Terra Carbon’s portfolio spans 103 projects (including other kinds of carbon abatement) with active government contracts for 66.5 million credits (via the ACCU register).
In 2023 GreenCollar, its parent company, was valued at $800m after Ontario Teachers’ Pension Plan bought a 49% stake. 🇨🇦
Win-Win
Carbon abatement projects promise a win-win. This one delivers.
✔️ Landholders win a second income.
✔️ Project organisers win a lucrative business.
✔️ Corporate emitters win credits at predictable prices that shrink their on-paper emissions.
✔️ Government wins by running a carbon scheme that balances competing interests.
But there's one more question: Does the planet win? 🌏
We’ll tackle that next time.
Blurbs
Worth Your Time
The U.S. nuclear industry is crowded with cautionary tales turned comeback stories. There are now 75 different reactor designs competing for attention, with Silicon Valley money bankrolling the race. The data centre boom and Trump's executive orders have fuelled fresh momentum for the low-emission-high-contention fuel that already supplies 18.6% of America’s energy mix. Critics and insiders warn the rush could raise the risk of accidents. (Heatmap, 6 August)
The global airline lobby expects sustainable aviation fuels will supply just 0.7% of total demand this year. To hit its net zero target, it would need a 300-fold jump. Of 165 projects announced by airlines over the past 12 years, only 36 have delivered any fuel — and just 10 at commercial scale. The main pathway (turning cooking oil, animal fat and non-edible crops into hydrocarbons) costs up to five times more than conventional jet fuel. Newer alternatives are just as pricey. (Reuters, 11 August)
The myriad interconnected processes that drive Earth’s climate include a few that, if pushed too far, would cause irreversible changes. These ‘tipping points’ include the melting of Greenland’s ice sheet and the collapse of a heat-moderating Atlantic current. A domino effect from one (such as an ice sheet’s worth of fresh water spilling into the ocean) could trigger another. But few governments are building tipping points into climate plans. (The Economist, 13 August)
💡 Final Thought
'You can summarise your thesis in a tweet, but should you?'
— Nick DeSantis
That's your climate data briefing. Hope you have a great week ahead. We'll be back at the (semi) regular time of Friday afternoon.

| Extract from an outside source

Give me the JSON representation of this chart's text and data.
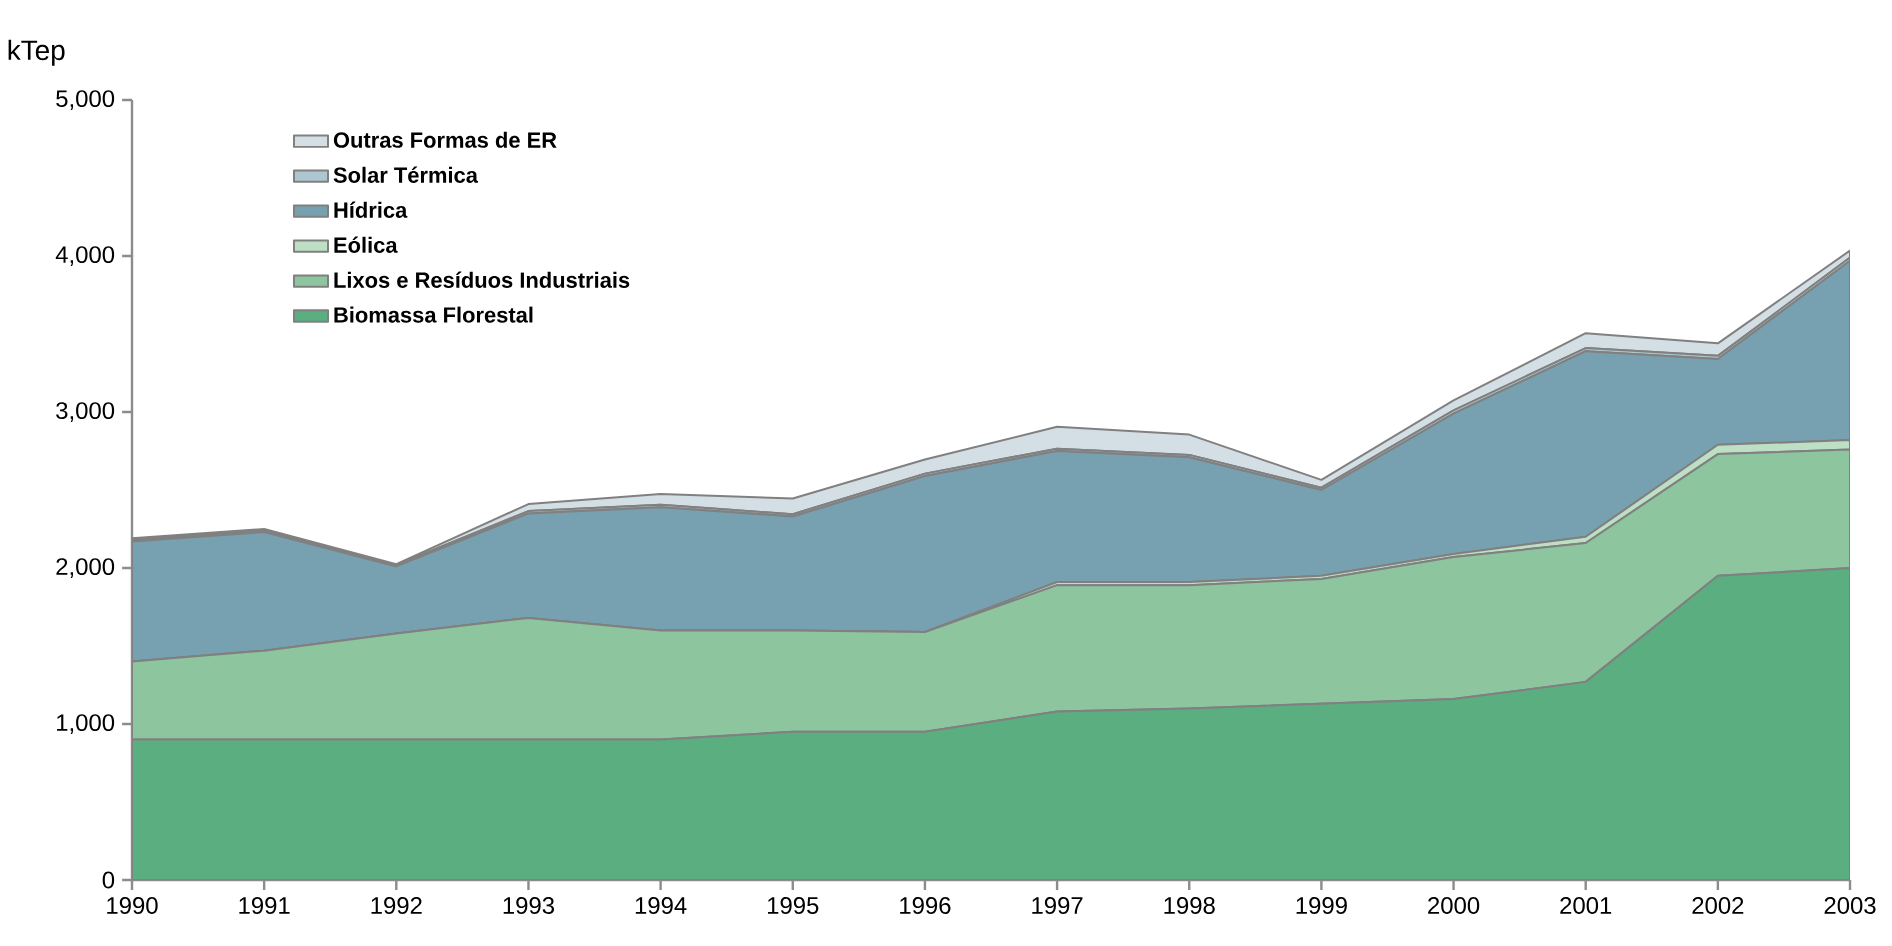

💛 Juliette and the OnlyFacts team
Track datapoints that matter to you.
→ Detail about probabilistic rules in land classifications (S.Furby, 2002, Land Cover Change: Specification for Remote Sensing Analysis, CSIRO Mathematical and Information Sciences, pp 48-49):
The advantage of [Conditional probability networks, (CPNs)] over typical ‘if-then-else’ rule-based systems is that they incorporate the uncertainties in the input datasets into the classification process. Consider the rule ‘if the label in years 1 and 2 is forest and the label in years 3 and 4 is non-forest, then the region has been deforested’. In a simple if-then-else rule-based system, all pixels with this label combination are treated equivalently no matter whether the labels are well-defined (high probability, low uncertainty) or very poorly defined (lower probability, high uncertainty). By using probabilities instead of just labels, it is possible to discriminate between a site that has a probability of 1.0 [the maximum] for forest cover in years 1 and 2 and a probability of 0.0 [the minimum] for forest cover in years 3 and 4 and a site that has probabilities of 0.7 and 0.6 for forest cover in years 1 and 2 and probabilities of 0.45 and 0.3 for forest cover in years 3 and 4. The former site is almost certainly deforested (and consequently the land use has changed), but the latter site may represent decline or thinning of sparse tree cover rather than any actual deforestation (or forest conversion) and consequent change in land use. The final probabilities from the CPN model distinguish between these two situations.